Cependant, le bailleur pourra refuser le renouvellement du bail, sans pour autant être tenu au paiement d’une quelconque indemnité d’éviction, « s’il justifie d’un motif grave et légitime à l’encontre du locataire sortant », au sens de l’article L 145-17 du code de commerce. La preuve de l’existence et de la gravité du motif légitime qui incombe au bailleur, peut être faite par tout moyen (constat d’huissier, expertise).

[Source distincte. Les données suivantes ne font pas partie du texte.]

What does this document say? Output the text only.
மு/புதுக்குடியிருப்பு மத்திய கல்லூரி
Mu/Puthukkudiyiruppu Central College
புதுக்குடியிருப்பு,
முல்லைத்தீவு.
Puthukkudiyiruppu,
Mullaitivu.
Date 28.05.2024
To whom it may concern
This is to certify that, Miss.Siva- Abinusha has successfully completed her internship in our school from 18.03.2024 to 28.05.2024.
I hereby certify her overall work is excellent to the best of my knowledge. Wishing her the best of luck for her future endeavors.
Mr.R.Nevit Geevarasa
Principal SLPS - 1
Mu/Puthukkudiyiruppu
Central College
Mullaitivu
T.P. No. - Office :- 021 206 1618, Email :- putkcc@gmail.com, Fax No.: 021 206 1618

Le preneur qui ne peut s’opposer au refus de renouvellement de son bail, devra démontrer soit que le motif grave allégué n’existe pas, soit qu’il ne revêt pas de caractère suffisamment grave pour justifier l’absence de paiement d’une indemnité d’éviction.
En l’absence de définition légale, l’appréciation du caractère de gravité du motif considéré est laissée à l’appréciation souveraine des juges du fond. La jurisprudence considère que l’inexécution d’une obligation contractuelle ou statutaire telle le changement de destination sans autorisation, le défaut ou le retard dans le paiement des loyers, la violation des règles de cession de bail et de sous-location, constitue un motif grave et légitime. En revanche, des retards de paiement justifiés ou un simple défaut d’entretien ne saurait caractériser un motif grave et légitime.
Si le bailleur souhaite sanctionner une telle infraction, il devra délivrer une mise en demeure d’avoir à faire cesser l’infraction. Cette exigence qui est d’ordre public, n’est cependant requise que pour les infractions susceptibles de régularisation, et non pour celles présentant un caractère irréversible.
La mise en demeure préalable permet au locataire de régulariser la situation en remédiant à l’infraction visée dans le délai d’un mois. S’il s’est conformé à la mise en demeure dans le délai imparti, le bailleur ne pourra plus se prévaloir de cette infraction et devra délivrer une nouvelle mise en demeure en cas de nouvelle infraction. Si au contraire, l’infraction reprochée persiste à l’expiration du délai, le bailleur sera bien fondé à refuser le renouvellement.
La loi exige que la mise en demeure soit, à peine de nullité, effectuée par acte extrajudiciaire, qu’elle comporte injonction de cesser l’infraction et reproduise les termes de l’article L 145-17 précité. Souvent en pratique, la mise en demeure et le congé sont notifiés par un seul et même acte.
Les motifs allégués par le bailleur doivent être antérieurs au congé délivré et repris dans ce dernier. Toutefois, au cours de la procédure de validation du congé, la jurisprudence admet que le bailleur puisse invoquer un motif de refus de renouvellement non visé dans le congé s’il n’était pas connu de lui ou s’il s’est produit postérieurement au refus de renouvellement. Dans ce cas, le bailleur sera tout de même tenu de délivrer une nouvelle mise en demeure. Le preneur devra donc veiller à ce que les motifs visés dans le congé soient ceux ayant fait l’objet d’une mise en demeure.
De par ses conséquences dramatiques pour le preneur, cette procédure constitue souvent un moyen pour le bailleur de négocier un renouvellement moyennant un déplafonnement du loyer.
Par Katy Bonixe, Avocate, SIMON ASSOCIES.